Wednesday, April 22, 2009

Augusta Lighthouse

Friday 10th April 2009
Today is Good Friday and a chance for us to get out as a family and do the tourist thing, so we headed for Augusta.
A couple of weeks ago we did the Augusta Lighthouse Tour while Marisa was away on camp, we thoroughly enjoyed it and thought that it would be the sort of thing that Carolyns dad would enjoy doing and Marisa would never forgive us if she had to wait too long to visit a place that her brothers had already visited.
We drove down to the Lighthouse and got ourselves booked on a tour for about forty minutes later, so to pass the time we jumped back in the car and drove a few hundred metres down the road to the remains of an old Watermill that used to serve the site that the Lighthouse has been built on.
Carolyns dad is a Millwright back in the UK, so to see this Waterwheel on the other side of the world and read about its history was of interest to him.
After looking at the Waterwheel we went back up to the Lighthouse and had a look round the grounds, it is situated on an outcrop of land that separates the Indian Ocean from the Southern Ocean, that is to say the bit of land only keeps them apart until the land disappears, then it’s a bit of a free for all really.
It’s incredible really how they can tell which bits of water belong to which ocean when they get so close to each other that you can’t even see the join.
After going up the Lighthouse and having a look round we went back to the reception to ask them to book us on to a Cave Tour that was on the way home, they rang through and got us on a tour about an hour and a half later.
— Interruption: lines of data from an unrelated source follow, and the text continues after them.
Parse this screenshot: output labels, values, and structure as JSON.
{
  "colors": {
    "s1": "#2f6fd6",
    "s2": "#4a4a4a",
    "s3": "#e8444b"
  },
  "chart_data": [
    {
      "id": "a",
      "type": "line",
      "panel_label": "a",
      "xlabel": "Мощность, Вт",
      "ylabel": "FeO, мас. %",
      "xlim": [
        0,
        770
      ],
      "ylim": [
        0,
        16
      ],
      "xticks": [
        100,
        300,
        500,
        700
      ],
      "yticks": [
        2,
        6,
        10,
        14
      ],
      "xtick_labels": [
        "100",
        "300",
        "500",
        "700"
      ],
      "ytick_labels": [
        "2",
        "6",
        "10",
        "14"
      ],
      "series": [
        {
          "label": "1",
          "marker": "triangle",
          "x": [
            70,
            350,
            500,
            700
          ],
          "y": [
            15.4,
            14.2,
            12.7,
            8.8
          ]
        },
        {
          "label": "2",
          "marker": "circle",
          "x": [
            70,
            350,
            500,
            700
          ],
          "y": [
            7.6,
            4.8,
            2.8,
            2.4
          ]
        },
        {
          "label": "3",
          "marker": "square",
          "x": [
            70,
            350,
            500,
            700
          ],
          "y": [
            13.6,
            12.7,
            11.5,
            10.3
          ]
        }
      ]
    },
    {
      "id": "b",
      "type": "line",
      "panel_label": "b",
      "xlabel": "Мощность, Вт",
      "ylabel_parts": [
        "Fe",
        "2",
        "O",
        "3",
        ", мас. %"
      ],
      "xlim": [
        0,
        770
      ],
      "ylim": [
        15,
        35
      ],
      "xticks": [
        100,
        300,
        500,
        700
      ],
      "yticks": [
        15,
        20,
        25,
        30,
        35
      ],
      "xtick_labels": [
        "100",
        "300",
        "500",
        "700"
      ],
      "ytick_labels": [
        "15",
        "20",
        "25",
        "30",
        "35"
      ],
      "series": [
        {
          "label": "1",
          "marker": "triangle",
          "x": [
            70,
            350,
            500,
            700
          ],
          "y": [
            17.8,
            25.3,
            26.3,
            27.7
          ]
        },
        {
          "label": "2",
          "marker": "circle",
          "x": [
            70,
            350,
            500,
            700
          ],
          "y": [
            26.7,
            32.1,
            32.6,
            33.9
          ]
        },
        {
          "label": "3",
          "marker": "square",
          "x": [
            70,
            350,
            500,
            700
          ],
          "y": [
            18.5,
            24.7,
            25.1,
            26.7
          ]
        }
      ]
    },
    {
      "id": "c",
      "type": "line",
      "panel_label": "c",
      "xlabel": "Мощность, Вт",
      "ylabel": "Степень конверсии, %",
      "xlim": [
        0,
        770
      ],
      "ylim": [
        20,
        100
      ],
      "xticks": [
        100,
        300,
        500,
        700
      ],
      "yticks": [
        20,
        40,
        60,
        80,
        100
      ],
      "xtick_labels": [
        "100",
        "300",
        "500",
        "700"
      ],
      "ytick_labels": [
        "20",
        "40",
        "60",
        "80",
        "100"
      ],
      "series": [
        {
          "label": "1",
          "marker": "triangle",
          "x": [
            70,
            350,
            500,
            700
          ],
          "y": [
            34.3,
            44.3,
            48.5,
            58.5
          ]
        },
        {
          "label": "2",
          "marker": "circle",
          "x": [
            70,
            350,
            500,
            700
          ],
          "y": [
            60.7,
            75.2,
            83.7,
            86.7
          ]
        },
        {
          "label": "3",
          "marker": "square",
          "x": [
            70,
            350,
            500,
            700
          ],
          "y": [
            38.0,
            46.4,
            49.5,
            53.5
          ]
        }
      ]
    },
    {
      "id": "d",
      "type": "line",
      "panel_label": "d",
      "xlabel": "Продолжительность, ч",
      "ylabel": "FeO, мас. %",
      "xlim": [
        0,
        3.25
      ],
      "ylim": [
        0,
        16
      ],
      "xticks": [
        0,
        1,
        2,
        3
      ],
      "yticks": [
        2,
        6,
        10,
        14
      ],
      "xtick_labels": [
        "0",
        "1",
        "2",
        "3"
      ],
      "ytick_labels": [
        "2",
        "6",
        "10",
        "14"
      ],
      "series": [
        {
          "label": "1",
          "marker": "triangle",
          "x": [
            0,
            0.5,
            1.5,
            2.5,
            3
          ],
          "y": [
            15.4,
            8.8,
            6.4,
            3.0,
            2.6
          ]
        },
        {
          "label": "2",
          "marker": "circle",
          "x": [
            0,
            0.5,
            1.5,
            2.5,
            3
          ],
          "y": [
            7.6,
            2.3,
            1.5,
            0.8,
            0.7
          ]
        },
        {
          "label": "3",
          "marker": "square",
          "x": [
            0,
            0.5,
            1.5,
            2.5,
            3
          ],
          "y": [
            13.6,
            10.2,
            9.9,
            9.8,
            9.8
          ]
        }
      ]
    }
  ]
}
So with an hour and a half to spare and the cave only fifteen minutes away we drove into Augusta for a spot of lunch, we stopped at a Deli that we had stopped at on our first visit to Augusta.
If you are ever in Augusta and feeling a bit peckish, the Gourmet Deli is the place to go, this is only our second visit but it was as successful as the first.
They have a good variety of foods from pies and cakes to sandwiches and wraps, with some really interesting fillings and reasonably priced. It’s not very often that we all enjoy what we have ordered, so for us all to enjoy everything on two occasions is pretty remarkable.

After lunch we drove to Jewel Cave, we arrived with about fifteen minutes to spare before our tour was due to start.
When the Guide introduced herself and told us a little bit about the cave and what we would see, she pointed out that we might start to feel very tired and out of breath, this would be because the CO2 level in the cave had risen above normal in the cave today.
If this sort of thing happened in the UK to the extent where they had to warn you about it, they would have cancelled the tour, at least until the Guide got Danger Money, so we were surprised to be told all this and for the tour to continue.
We expected Jewel Cave to be all sparkly and glitter, instead it was just a big cave that was quite interesting with the Jewel bit being probably the most least interesting bit of the tour.
It was hard work walking up and down the steps in the cave with the raised CO2 levels and we were certainly feeling it by the time we got out, but it was a good trip all the same.